Wed Feb 5 00:48:30 PST 2003

Hi,

We still have this issue of "sameness": that is, when should two
instances of an object be consider the same, and thus be refered to by
the same identifier?  Reagan brought up the concept of a "semantic
copies", copies that are semantically the same but might have a
different byte-representation.  Tom indicated what might be considered
semantically equivalent might depend on the context; he suggested that
we should leave it up to the user to decide when objects are the same
rather than locking it in up front.  

Drawing on ideas presented earlier by others, I'd like to recommend
the following principles on defining "sameness".  They draw on the
requirements discussed in my previous message.

1. Two identifiers refer to the same thing when the identifiers are
   character-for-character identical.

2. Two local IDs are identical only when the context of the ID is the
   same.  Global IDs lock in a specific context, and thus can be
   compared in an absolute sense.

3. A description of a resource, service, or data collection might
   reference identifiers associated with various aspects of the
   subject.  Examples might include:
     *  observation ID
     *  "derived from" or "mirror of" ID.
     *  parent collection ID

4. When two instances of an object can be considered the same is up to
   the curating resource and will depend on the object being
   identified.  Curators should consider the following
   recommendations:
     * Two resources can be given the same ID if their
       descriptions are identical apart from the access point.
     * Two services can be given the same ID if:
         o  their descriptions are identical (including the interface
	    inputs and outputs) apart from the access point.
	 o  the implementaions are identical, or otherwise return
	    byte-for-byte output for any given set of inputs.  
     * Two data collections (i.e. anything that that is
       byte-instantiatable) can be given the same ID if they are
       byte-for-byte identical.
   It may be necessary to establish rules or conventions that control
   who is allowed to declare a "mirror" of something.  

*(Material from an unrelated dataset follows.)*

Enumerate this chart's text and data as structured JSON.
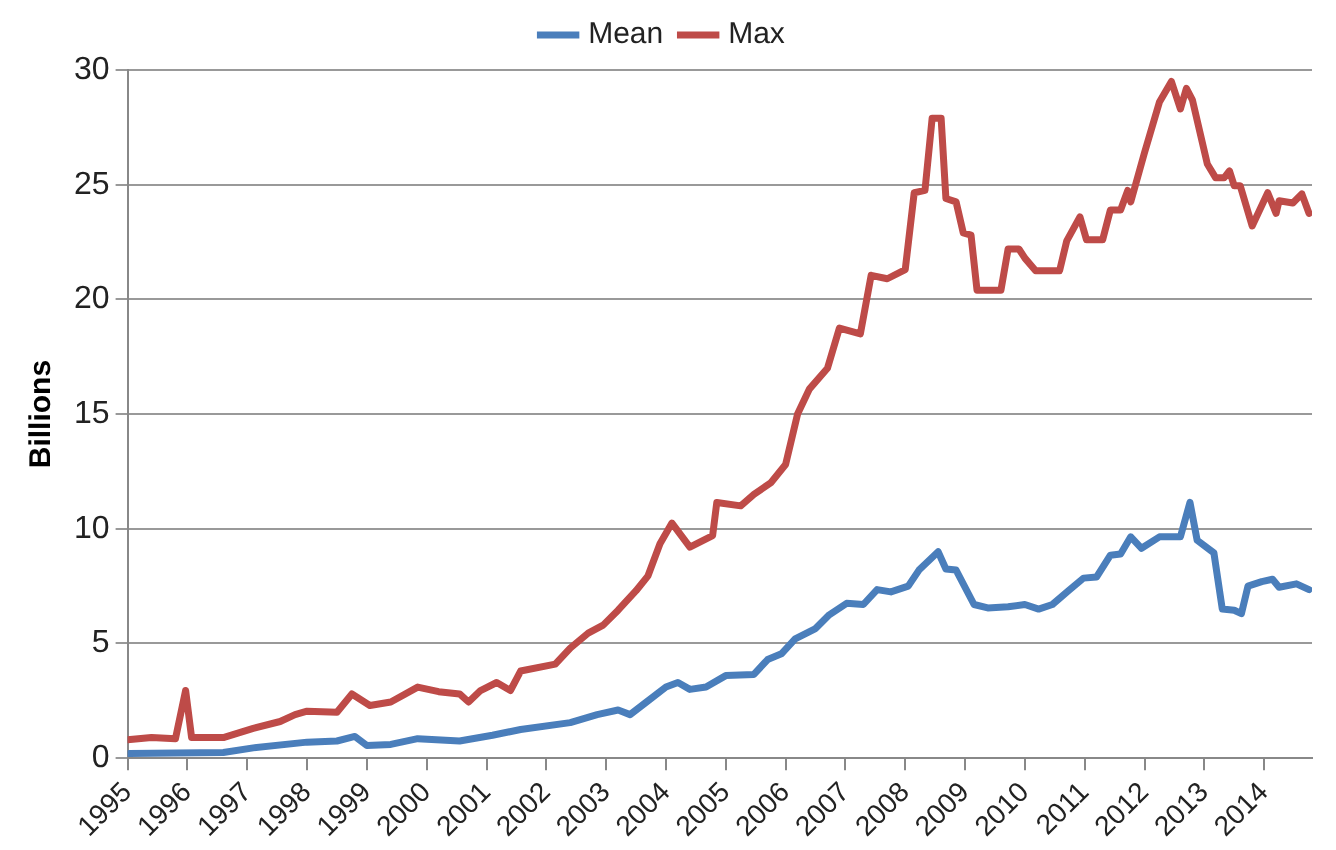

5. Because an identifier can be assigned to a variety of things, be
   they abstract/virtual (e.g. resource IDs, observation IDs) or real
   byte-instantiatable (e.g. collection IDs), services that
   specify an ID as part of input or output should be very clear as to
   what the ID refers to (e.g. an image, a table row, an
   observation from which a data item is derived, etc.).  

   In particular with respect to data in a VOTable, it should maximize
   the reader's options for determining whether two rows are effectively
   the same for a particular purpose.  This will likely require of
   definitions of various ID UCDs.  

   One useful UCD might be one for a "semantic identifier", that
   refers to another data item that, in the eyes of the writer, a can
   be considered equivalent to the item being described.  This could
   be used by the SIA to group images that differ primarily in
   format.  

hope this helps,
Ray